- Court: Court of Appeal of New Zealand
- Full case name: Phillips v Phillips
- Decided: 23 February 1993
- Citation: [1993] 3 NZLR 159; (1993) 10 FRNZ 110

Court membership
- Judges sitting: Cooke P, Casey, Gault, McKay JJ

= Phillips v Phillips =

Phillips v Phillips [1993] 3 NZLR 159; (1993) 10 FRNZ 110 is a cited court case in New Zealand, where both parties entering into a contract make the same mistake (often referred to as a common mistake) when a contract is formed, under section 6(1)(a)(ii) of the Contractual Mistakes Act 1977.

==Background==
Mrs Phillips was in a de facto relation with Mr Phillips for 12 years. They had four children together, and she had worked at several of her husbands businesses. At the breakdown of the relationship, they entered into a separation agreement, which gave Mrs Phillips far less than she was legally entitled to.
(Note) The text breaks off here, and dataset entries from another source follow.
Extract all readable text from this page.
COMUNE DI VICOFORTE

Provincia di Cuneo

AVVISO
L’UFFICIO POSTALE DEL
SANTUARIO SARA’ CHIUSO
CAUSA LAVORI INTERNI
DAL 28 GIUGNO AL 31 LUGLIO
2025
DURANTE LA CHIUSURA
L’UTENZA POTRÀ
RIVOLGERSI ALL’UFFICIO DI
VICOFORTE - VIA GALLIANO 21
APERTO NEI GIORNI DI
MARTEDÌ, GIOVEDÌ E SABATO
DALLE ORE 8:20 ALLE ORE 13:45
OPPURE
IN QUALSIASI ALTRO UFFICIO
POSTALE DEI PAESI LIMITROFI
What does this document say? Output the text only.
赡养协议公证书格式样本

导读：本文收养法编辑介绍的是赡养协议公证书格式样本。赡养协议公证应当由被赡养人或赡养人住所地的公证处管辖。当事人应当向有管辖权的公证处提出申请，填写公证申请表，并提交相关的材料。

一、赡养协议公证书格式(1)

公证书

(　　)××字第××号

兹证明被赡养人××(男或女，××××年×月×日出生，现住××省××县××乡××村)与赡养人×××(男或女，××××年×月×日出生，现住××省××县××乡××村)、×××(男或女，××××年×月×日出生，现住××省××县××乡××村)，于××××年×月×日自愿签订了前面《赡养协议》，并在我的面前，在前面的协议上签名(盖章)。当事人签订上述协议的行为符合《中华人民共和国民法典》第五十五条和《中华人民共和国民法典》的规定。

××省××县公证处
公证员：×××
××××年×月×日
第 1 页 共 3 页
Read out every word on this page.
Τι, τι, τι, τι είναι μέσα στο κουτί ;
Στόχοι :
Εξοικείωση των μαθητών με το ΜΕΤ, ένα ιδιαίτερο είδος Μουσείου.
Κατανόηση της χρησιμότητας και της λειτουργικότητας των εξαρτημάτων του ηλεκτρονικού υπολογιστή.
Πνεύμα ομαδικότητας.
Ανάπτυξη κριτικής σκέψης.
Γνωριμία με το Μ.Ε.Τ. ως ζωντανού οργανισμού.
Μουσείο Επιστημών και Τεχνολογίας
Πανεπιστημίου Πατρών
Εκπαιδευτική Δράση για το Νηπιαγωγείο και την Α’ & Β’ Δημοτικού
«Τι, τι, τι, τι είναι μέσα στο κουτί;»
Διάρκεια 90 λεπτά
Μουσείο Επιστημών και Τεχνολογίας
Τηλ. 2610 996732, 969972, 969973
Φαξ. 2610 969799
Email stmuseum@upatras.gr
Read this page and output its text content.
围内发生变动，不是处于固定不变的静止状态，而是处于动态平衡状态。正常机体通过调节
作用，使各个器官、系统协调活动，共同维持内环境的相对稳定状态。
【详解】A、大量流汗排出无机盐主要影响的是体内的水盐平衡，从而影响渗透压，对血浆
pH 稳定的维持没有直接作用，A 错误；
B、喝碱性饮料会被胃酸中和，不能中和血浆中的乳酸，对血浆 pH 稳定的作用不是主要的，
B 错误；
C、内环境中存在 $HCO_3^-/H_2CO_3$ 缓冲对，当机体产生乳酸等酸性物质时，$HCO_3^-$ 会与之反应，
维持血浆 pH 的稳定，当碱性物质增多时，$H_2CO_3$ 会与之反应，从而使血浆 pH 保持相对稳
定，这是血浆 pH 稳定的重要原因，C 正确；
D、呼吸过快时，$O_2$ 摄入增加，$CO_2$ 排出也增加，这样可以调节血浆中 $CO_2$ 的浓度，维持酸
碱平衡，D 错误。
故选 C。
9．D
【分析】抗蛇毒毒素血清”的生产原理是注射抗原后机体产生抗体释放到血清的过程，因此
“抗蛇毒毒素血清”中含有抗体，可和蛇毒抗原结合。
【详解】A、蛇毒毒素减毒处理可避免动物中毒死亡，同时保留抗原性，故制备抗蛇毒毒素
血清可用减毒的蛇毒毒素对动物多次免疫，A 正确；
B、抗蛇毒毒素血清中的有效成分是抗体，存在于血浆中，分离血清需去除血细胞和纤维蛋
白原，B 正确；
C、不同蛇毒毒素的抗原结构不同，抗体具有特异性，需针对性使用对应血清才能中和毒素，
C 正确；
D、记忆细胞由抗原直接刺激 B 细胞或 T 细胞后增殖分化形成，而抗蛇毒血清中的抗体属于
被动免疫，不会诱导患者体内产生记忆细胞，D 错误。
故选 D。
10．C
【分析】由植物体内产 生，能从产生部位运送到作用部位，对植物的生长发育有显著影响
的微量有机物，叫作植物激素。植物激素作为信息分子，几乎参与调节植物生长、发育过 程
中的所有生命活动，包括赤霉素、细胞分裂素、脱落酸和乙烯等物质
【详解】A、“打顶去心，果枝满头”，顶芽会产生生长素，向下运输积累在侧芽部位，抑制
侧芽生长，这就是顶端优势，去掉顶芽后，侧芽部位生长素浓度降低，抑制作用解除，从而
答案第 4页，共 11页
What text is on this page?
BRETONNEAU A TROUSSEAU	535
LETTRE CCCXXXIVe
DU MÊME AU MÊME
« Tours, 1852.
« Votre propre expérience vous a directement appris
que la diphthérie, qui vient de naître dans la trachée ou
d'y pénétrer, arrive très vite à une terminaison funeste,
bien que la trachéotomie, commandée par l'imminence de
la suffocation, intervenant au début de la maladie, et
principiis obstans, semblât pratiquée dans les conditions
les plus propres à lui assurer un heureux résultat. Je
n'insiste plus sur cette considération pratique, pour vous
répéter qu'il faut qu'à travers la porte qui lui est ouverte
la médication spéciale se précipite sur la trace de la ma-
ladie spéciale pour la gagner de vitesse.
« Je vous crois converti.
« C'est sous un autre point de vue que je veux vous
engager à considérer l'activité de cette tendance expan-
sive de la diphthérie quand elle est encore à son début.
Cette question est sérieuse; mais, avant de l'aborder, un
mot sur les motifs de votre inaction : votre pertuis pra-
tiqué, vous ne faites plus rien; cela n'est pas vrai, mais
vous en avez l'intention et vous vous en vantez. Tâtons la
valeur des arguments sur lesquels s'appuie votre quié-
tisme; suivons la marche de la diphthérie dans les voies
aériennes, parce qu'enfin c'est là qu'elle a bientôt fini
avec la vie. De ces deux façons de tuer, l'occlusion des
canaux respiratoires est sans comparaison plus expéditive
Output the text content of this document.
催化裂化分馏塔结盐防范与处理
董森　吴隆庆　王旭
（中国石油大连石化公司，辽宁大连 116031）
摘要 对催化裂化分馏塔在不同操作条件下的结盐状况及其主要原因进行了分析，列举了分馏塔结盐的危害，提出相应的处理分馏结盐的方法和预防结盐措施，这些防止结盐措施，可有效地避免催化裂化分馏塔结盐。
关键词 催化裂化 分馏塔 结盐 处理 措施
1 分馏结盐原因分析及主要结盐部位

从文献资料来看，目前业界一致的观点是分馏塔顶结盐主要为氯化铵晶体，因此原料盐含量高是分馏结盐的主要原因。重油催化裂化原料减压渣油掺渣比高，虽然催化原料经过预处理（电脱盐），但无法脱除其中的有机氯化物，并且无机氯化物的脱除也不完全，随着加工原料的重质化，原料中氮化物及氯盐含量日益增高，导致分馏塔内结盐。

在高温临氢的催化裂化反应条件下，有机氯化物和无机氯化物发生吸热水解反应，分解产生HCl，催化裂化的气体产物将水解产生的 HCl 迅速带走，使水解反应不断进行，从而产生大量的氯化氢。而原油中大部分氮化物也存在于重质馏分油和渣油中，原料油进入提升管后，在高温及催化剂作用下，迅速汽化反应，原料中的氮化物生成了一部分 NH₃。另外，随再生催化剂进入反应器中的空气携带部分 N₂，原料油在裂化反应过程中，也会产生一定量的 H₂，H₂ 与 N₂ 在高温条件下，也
However, it was later discovered that such a separation agreement was not legally enforceable, and Mrs Phillips applied to the court to have the separation order set aside under section 6(1)(a)(ii) on the grounds that it was a common mistake, as both parties mistakenly thought that the separation agreement was legally enforceable.

==Held==
The court ruled that there was a common mistake here, and set aside (cancelled) the previous separation order.